La Pologne adopte un amendement permettant aux collectivités locales et aux coopératives d'habitation d'interdire les locations de courte durée
Le cabinet polonais a approuvé un amendement rétablissant les pouvoirs des municipalités et des coopératives d'habitation de restreindre les locations touristiques, avec une mise en œuvre complète prévue pour 2028.
Pouvoirs d'interdiction locale rétablis
Le Conseil des ministres polonais a adopté mercredi 2 septembre 2026 un amendement au projet de loi réglementant les hébergements touristiques de courte durée. Soumis par le ministère des Sports et du Tourisme, le texte révisé accorde aux municipalités, aux communautés d'habitation et aux coopératives d'habitation le pouvoir d'interdire ou de restreindre les locations de courte durée sur leur territoire. Selon les dispositions proposées, les conseils municipaux peuvent établir des zones désignées sans location de courte durée, tandis que les communautés d'habitation et les coopératives peuvent adopter des résolutions interdisant ces services dans des immeubles spécifiques. La mesure vise à répondre aux problèmes liés aux appartements touristiques dans les zones résidentielles, notamment les nuisances sonores nocturnes, les perturbations et les dégradations dans les parties communes.

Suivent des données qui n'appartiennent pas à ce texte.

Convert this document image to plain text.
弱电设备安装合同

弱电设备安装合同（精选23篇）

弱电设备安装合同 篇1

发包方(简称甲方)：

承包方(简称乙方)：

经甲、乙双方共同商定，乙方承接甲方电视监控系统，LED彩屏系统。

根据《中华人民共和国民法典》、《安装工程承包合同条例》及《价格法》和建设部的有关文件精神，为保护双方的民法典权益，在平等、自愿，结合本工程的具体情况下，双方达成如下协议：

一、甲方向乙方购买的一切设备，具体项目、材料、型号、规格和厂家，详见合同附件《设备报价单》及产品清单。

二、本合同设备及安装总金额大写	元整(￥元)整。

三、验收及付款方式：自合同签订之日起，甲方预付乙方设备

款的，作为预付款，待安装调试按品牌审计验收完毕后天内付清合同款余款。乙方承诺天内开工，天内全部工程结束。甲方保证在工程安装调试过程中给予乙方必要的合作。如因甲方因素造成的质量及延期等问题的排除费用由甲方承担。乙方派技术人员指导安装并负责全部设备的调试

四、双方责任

Conflit de coalition et compromis politique
La décision rétablit des dispositions qui avaient été supprimées de la version initiale du projet de loi plus tôt dans l'été. En juillet 2026, le gouvernement avait approuvé une version de l'amendement qui excluait les zones d'interdiction municipales, après que le vice-ministre des Sports et du Tourisme Ireneusz Raś a fait valoir que des pouvoirs d'interdiction distincts n'étaient pas nécessaires. Cette décision a suscité une opposition publique au sein de la coalition au pouvoir, notamment de la part de la ministre des Fonds et de la Politique régionale Katarzyna Pełczyńska-Nałęcz.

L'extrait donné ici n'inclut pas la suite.